Tra gender e classismo, nel Regno Unito scoppia la guerra del grembiule

Stefano Basilico

Nelle scuole di Inghilterra e Galles genitori e alunni sono sul piede di guerra contro l'imposizione delle divise per i ragazzi. Il paradosso della working class che si ribella contro l'idea di uniformità

In leggero anticipo rispetto ai coetanei italiani, gli studenti britannici sono tornati sui banchi di scuola qualche giorno fa. Se oltremanica il dibattito sui vaccini è coperto da un velo di buonsenso, ce n’è un altro che fa infuocare presidi, genitori e studenti: la maggior parte degli istituti richiede ai propri allievi di indossare una divisa. Generalmente devono essere di colori scuri e uniformi (blu, nere o grigie), composte da un blazer o un maglione con il logo scolastico, una camicia bianca con cravatta, un paio di pantaloni sobri e delle scarpe formali. Nella maggior parte dei casi i presidi rilasciano delle linee guida e le famiglie possono acquistare i vestiti per i pargoli dove preferiscono, a seconda del proprio budget. Regole e interpretazioni restrittive, però, causano spesso malumore tra i genitori. Alla Leeds West Accademy in West Yorkshire, ad esempio, il primo giorno è stato caratterizzato da ben dodici studenti messi in punizione in isolamento per non essersi attenuti alle istruzioni. A un’allieva è stato fatto notare che i suoi pantaloni erano “troppo elastici” e non avevano una zip o un bottone, come richiesto dal regolamento. Il preside ha ringraziato “la maggioranza degli studenti che hanno seguito le linee guida” e ha ricordato “il senso di orgoglio” attribuito dalla divisa che sottolinea i “valori di unità e uguaglianza”. A Sheffield una studentessa è stata mandata a casa perché sì, le scarpe erano nere come da regolamento, ma erano scarpe da ginnastica.
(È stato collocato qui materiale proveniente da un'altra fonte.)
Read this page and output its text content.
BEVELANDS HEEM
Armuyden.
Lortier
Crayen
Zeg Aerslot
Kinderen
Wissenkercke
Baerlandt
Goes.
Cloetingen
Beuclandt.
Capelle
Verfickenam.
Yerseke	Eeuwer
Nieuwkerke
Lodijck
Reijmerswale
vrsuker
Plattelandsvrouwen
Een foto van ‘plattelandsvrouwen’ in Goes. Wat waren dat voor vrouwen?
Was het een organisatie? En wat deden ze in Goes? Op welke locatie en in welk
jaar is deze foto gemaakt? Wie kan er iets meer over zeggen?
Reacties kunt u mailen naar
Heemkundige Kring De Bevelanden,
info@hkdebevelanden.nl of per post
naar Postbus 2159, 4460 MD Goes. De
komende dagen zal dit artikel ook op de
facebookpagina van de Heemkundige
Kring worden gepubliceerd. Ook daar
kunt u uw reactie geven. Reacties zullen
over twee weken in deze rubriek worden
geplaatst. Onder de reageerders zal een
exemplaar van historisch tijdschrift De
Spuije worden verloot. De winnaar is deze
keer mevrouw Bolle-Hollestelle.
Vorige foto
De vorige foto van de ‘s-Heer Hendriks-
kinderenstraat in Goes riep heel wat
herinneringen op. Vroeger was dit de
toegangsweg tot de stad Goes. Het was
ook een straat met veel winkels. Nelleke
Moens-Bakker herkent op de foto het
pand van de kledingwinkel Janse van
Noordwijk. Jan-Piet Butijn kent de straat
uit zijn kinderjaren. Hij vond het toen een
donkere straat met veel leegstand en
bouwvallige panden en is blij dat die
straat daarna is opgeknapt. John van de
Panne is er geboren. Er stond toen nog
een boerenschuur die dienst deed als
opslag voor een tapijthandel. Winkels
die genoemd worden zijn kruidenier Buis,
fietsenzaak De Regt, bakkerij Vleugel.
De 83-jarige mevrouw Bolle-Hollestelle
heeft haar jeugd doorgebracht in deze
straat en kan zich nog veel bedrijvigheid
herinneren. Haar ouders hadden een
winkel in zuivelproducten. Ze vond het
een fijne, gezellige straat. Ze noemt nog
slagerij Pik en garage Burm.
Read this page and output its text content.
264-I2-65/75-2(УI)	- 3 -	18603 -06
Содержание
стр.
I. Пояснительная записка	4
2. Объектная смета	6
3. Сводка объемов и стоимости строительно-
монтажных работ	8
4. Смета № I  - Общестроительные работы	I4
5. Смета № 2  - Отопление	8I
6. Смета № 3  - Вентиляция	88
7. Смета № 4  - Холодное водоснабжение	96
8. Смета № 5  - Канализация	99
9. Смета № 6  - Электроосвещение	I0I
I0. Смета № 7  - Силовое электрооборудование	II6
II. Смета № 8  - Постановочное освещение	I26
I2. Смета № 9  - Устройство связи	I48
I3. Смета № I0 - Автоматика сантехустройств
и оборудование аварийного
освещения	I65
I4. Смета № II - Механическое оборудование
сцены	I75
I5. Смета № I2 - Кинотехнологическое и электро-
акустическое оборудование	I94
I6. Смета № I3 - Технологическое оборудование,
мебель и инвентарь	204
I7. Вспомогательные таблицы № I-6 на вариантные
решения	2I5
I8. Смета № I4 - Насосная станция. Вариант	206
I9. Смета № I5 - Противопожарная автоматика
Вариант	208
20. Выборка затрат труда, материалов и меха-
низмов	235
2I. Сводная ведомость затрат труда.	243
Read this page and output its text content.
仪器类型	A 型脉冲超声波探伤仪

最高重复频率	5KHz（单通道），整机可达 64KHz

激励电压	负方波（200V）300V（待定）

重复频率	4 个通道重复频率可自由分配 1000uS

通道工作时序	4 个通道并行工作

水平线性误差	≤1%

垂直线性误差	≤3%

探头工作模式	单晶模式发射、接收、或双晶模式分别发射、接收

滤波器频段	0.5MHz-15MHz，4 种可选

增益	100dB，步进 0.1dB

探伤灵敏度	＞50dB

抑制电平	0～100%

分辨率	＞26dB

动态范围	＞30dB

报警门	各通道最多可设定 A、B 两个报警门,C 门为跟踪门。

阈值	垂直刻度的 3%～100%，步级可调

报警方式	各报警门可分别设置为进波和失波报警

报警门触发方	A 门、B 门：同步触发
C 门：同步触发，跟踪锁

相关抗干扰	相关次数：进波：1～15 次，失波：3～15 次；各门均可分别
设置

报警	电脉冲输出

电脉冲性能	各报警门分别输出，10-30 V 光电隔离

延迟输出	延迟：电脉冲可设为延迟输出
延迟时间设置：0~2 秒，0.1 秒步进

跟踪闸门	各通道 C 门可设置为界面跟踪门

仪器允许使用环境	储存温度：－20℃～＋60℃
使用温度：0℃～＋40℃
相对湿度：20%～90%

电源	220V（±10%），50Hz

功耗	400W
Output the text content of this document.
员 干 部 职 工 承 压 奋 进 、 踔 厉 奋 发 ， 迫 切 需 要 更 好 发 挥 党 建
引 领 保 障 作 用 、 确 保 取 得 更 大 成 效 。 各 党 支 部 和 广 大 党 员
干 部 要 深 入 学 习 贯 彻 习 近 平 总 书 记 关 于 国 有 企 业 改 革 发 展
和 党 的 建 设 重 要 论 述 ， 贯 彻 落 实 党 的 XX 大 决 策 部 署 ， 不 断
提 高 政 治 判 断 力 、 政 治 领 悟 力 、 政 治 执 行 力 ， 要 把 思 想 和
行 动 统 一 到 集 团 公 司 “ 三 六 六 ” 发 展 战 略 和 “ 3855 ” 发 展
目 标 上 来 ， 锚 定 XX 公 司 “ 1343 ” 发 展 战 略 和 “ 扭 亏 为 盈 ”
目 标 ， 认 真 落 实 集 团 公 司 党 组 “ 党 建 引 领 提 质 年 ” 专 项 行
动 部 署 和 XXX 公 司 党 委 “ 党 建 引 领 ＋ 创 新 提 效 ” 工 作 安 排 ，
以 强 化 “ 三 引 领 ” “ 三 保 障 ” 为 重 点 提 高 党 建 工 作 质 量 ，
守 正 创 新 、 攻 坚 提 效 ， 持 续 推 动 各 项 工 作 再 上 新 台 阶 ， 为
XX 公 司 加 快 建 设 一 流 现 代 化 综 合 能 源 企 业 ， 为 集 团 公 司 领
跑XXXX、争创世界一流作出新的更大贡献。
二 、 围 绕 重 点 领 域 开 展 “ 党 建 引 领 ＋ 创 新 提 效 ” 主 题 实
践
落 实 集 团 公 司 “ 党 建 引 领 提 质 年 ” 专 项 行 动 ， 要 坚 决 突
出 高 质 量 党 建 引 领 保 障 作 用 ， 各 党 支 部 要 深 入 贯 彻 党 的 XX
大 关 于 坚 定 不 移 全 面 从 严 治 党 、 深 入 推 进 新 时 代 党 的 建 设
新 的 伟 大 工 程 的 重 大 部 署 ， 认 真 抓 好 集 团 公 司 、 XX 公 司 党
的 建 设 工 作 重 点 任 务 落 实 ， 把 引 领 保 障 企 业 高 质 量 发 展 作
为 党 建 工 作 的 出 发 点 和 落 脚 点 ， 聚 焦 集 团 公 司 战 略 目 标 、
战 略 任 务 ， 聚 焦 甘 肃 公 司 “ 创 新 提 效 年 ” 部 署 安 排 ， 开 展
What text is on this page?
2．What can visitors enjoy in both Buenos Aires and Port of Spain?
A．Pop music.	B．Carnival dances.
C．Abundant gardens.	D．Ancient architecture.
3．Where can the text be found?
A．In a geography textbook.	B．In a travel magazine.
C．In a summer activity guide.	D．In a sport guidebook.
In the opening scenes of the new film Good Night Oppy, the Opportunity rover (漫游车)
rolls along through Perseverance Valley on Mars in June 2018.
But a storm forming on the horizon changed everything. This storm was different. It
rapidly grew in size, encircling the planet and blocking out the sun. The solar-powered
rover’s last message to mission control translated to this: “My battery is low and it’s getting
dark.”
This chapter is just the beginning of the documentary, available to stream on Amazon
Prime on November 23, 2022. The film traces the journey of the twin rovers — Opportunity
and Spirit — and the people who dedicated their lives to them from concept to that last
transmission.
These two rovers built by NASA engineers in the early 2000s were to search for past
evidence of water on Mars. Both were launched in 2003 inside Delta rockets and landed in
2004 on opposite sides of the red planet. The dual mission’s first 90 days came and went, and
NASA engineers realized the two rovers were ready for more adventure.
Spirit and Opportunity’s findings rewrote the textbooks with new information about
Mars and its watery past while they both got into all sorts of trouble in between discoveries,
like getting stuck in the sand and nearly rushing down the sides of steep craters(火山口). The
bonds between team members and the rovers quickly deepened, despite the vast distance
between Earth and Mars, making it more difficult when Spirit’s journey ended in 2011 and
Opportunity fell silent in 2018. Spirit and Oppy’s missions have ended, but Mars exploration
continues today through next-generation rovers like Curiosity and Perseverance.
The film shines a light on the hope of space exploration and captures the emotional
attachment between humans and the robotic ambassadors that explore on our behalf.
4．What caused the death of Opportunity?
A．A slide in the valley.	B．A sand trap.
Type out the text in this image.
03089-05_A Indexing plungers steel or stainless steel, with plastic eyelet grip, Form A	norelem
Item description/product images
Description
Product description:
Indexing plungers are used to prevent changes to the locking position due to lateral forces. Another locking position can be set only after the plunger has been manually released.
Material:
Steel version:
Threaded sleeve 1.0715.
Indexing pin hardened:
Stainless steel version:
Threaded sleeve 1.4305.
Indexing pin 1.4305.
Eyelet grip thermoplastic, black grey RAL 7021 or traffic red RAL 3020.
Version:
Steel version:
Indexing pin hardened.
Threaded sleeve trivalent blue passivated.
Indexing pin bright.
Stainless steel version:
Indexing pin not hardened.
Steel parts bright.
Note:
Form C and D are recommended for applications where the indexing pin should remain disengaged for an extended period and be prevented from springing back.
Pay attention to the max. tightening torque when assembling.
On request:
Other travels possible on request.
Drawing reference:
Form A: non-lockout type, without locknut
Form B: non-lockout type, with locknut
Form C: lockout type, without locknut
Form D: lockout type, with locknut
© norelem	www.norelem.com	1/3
Simile storia in Cornovaglia, dove un padre ha minacciato di ritirare il figlio da scuola finché le sue Nike Air Force 1 non verranno accettate come parte dell’uniforme scolastica.

  

 

In Galles si è aperto un altro caso perché una scuola ha imposto divise da acquistare presso un unico fornitore (al costo di 97 sterline) contro le linee guida del governo locale, che vuole sì criteri di uniformità, ma con la possibilità di acquistare presso diversi negozi. Nel 2007, sempre in Galles, gli studenti puniti diedero luogo a una protesta singolare, dando fuoco ai propri blazer nei pressi della banchina degli autobus.

 

A questi casi se ne aggiungono altri, di natura ancora più delicata e legata all’identità sessuale più che allo stile personale. Molti istituti hanno iniziato a permettere ai propri studenti maschi di indossare una gonna (i pantaloni per le studentesse sono più comuni). In alcune scuole si è andati oltre, con l’imposizione di una divisa gender neutral e punizioni per le alunne che si sono presentate in aula in gonna. Un caso di cerchiobottismo, visto che molti presidi hanno utilizzato questo stratagemma non solo per includere gli studenti transgender, ma anche per sbarazzarsi delle lamentele sugli abiti succinti delle ragazze, come avvenuto in una scuola del Sussex.

 

Tra minacce di cause legali e genitori che vogliono cambiare scuola ai figli, c’è uno scontro più ampio che riguarda tutta la società britannica. E' quello tra tradizione e modernità, che si interseca con la questione di classe, che vede la working class abbracciare costumi più rilassati rispetto ai formalismi della fetta di cittadinanza più conservatrice. Un fenomeno che si allarga ai genitori. Le “pijama mamas”, esaltate da uno spot televisivo della Vauxhall (Opel), sono state bandite da alcune scuole per essersi presentate, appunto, in pigiama ai colloqui con i professori, mentre nelle banche, negli uffici e anche tra gli stessi docenti si abbraccia sempre più volentieri uno stile casual. Un paradosso, se si pensa che le divise ormai più che per tradizione sono utilizzate per uniformare gli studenti, evitando che i ricchi sfoggino abiti firmati.